Christmas Bliss On Drama

Settle into the sofa with ALL the mince pies to hand, because there’s a host of classic, timeless telly treats to enjoy on Drama this festive season. Here’s why they go together with Christmas like turkey and cranberry sauce.

Keeping Up Appearances


What is the true meaning of Christmas? Ensuring dinner goes without a hitch, of course. Guaranteeing the sprouts aren't waterlogged balls of green mush, that there are plenty of pigs in blankets to go round (best be on the safe side and provide 32 per person), and - most crucially - that the word "Brexit" is not mentioned once at the dinner table. And who has the thankless task of making all of this happen? The host, of course. So, it's very fitting to spend some time during the festive season in the company of the patron saint of hosts everywhere, the inimitable Hyacinth Bucket. As the undisputed queen of the candlelight supper, she is an inspiration to all hosts at Christmas, even those of us who have to make do with Ikea plates rather than the Royal Doulton with the hand-painted periwinkles. Shameful.


Christmas is about many things. Togetherness. Family. Carbohydrates. Antacids. Socially acceptable daytime binge-drinking. The gradual development of gout. But most of all, it's about shopping. And this is why Are You Being Served? is secretly the perfect Christmas comedy, as it's an entire TV series entirely focused on the department store shopping experience. Only with less stress, more jokes and some killer 70s fashions. So, ignore the dodgems-like chaos of the post-Christmas sales crowds and do your shopping from home - not via Amazon, but via Grace Brothers. (All right, so you won't actually be able to purchase anything, but that's OK - it's Christmas, your bank balance has suffered enough.)


Call the Midwife is a bit like Charles Dickens, in that it's always somehow inherently Christmassy even when it's not actively being Christmassy.
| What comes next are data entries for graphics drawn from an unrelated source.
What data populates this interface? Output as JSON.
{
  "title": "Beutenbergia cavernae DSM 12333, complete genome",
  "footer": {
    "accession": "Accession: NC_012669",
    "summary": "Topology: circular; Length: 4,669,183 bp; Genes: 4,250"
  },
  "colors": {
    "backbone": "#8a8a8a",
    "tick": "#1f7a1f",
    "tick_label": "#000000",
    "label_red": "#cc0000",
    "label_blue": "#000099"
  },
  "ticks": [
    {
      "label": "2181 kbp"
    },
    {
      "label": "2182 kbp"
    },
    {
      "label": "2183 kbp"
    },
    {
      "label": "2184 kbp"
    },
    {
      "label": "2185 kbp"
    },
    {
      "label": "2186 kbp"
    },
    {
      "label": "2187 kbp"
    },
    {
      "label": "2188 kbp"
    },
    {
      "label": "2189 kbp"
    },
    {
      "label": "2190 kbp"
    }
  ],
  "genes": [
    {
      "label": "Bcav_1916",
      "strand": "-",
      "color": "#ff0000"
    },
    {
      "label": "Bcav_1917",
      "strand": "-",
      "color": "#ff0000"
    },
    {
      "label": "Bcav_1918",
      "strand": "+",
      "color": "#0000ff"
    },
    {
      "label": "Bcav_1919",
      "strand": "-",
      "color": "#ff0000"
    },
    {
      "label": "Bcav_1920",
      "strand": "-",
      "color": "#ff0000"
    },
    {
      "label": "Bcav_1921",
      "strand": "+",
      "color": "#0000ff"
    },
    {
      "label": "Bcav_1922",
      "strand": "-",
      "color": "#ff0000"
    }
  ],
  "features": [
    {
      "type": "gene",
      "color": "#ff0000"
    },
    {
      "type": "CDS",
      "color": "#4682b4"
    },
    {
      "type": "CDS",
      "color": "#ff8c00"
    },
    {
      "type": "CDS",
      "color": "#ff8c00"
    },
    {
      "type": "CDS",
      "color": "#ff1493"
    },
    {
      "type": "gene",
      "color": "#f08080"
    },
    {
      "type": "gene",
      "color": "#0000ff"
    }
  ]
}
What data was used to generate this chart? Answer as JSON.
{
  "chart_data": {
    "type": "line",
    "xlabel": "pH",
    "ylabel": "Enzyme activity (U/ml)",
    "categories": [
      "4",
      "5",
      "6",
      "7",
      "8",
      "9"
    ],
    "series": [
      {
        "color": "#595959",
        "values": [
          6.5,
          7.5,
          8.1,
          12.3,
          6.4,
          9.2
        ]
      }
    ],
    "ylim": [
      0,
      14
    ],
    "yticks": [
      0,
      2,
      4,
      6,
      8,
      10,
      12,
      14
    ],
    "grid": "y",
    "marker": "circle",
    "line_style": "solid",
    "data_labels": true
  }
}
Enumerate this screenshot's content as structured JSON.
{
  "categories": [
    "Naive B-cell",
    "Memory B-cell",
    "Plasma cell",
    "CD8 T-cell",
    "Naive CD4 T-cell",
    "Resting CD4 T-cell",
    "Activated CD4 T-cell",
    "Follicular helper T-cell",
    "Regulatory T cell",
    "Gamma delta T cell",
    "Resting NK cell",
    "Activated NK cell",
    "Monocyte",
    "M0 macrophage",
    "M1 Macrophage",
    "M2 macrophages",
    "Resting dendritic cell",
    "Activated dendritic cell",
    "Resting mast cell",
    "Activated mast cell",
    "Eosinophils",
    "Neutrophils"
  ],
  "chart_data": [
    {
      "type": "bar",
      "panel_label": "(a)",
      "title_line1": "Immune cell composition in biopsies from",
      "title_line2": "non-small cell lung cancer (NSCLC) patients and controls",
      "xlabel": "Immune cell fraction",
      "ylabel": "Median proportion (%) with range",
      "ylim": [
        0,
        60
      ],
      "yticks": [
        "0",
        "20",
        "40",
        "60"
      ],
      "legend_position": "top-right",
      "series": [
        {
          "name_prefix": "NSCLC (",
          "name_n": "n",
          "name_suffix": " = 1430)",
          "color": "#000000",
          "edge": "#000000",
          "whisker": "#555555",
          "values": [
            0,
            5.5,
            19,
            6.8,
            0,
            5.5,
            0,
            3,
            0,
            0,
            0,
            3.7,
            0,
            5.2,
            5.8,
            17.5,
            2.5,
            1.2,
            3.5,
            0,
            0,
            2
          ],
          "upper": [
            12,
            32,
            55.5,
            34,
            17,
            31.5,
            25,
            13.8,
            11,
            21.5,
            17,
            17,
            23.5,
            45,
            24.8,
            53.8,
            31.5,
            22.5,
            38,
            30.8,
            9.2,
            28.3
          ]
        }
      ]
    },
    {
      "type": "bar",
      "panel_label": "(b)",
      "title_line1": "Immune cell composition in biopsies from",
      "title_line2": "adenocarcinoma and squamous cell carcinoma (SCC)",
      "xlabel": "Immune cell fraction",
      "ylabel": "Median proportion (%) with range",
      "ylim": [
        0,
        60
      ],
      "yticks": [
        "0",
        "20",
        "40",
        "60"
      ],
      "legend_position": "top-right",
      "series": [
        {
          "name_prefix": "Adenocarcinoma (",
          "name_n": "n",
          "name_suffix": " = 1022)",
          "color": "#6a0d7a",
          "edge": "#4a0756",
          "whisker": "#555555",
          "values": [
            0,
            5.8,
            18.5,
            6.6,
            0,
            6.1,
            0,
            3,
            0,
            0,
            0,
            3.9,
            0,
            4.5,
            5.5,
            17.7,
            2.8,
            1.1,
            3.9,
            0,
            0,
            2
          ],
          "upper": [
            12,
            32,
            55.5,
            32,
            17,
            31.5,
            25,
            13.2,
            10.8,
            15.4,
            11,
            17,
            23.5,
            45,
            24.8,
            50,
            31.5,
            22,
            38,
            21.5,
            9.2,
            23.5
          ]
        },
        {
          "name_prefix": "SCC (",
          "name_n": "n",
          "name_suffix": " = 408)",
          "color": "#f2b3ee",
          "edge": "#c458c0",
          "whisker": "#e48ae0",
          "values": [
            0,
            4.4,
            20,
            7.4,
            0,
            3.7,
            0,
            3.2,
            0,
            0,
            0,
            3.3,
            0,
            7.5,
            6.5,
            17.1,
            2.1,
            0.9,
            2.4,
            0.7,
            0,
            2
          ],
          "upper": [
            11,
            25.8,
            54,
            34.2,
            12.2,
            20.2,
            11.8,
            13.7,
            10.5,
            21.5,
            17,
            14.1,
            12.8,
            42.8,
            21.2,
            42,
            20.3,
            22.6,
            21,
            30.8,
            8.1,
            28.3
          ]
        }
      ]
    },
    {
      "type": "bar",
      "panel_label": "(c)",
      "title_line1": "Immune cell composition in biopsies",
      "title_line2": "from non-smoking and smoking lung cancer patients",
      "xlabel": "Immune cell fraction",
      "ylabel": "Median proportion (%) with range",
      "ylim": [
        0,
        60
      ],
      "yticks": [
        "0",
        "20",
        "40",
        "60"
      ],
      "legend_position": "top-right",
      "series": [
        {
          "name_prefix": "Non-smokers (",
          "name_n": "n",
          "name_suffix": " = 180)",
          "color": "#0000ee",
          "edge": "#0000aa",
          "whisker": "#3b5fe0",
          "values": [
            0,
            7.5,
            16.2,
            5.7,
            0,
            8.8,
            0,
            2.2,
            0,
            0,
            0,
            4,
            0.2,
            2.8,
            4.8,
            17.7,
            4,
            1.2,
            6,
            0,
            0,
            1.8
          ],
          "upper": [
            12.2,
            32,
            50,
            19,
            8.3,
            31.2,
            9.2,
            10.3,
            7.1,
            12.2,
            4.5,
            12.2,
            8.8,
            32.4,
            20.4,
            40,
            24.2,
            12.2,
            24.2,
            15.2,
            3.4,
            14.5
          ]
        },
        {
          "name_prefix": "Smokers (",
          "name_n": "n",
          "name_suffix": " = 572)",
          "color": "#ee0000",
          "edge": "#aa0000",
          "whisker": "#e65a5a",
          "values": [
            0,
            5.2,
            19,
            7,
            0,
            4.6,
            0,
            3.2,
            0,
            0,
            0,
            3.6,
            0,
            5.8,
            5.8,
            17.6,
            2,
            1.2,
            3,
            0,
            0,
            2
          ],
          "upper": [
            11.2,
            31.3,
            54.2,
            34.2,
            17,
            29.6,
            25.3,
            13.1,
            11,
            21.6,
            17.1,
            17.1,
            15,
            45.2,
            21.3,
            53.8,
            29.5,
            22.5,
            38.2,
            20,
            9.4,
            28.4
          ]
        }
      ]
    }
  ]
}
Maybe it's the heartfelt, bittersweet, ultimately uplifting stories of people coming together to overcome all kinds of adversity. Maybe it's the presence of all the nuns, bustling happily about. There's also something joyfully festive about all the scenes of good cheer around dinner tables, and the unashamed scoffing of extremely calorific treats. Specifically, cake. Lots and lots of cake. So much cake, it'll make you feel marginally less guilty about the sheer volumes of food that will be rampaging past your lips all the way until January. Don't worry: Sister Monica Joan is on your side.


Christmas is the sweetest time of the year - both metaphorically (all the love going around) and literally (Quality Street suddenly becoming an allowable breakfast food). If all gets a bit too saccharine, then Lovejoy is the perfect antidote, being the adventures of a cynical, sardonic cad who wheels and deals, scams and steals, smiling merrily while doing it. To put it another way, he would never NOT be on Santa's naughty list. Lovejoy is perfect Christmas viewing for when you're fed up of Christmas viewing, and just want to revel in some wry, roguish shenanigans. The TV equivalent of a shot of palate-cleansing whisky, knocked back from Tinker's trusty flask. Ahh.


London's Burning will hopefully be the closest you'll come to any actual fires this Christmas (other than when you light the pudding and proudly present its beautiful blue glow to your family, while they sit around patting their bellies, ungratefully moaning about being too full). A bit like Allo Allo, this is a show that should deliver a serious dose of nostalgia. And here's another thing: it's also a lot funnier than many people might remember. The various petty rivalries and bickering among the Blue Watch brigade are a delight to behold - and a good distraction from any sherry-fuelled arguments breaking out at home.


One aspect of Christmas that makes it so wonderful is the nostalgia it inspires. The memories of Christmases gone by. Seeing old friends. Catching up with family members you've not seen in ages. Reading out the exact same Christmas cracker joke that you once told in 1996. And what could be more nostalgic than settling down for Allo Allo? This cherished sitcom recalls a bygone, more innocent time - a time of silly pantomime-style hi-jinks, endlessly quotable catchphrases ("Good moaning") and lots of talk of big boobies. It's impossible to watch an episode and not feel instantly reverted to your earlier self - albeit without the terrible fashion sense and propensity for bad romantic decisions. A win-win.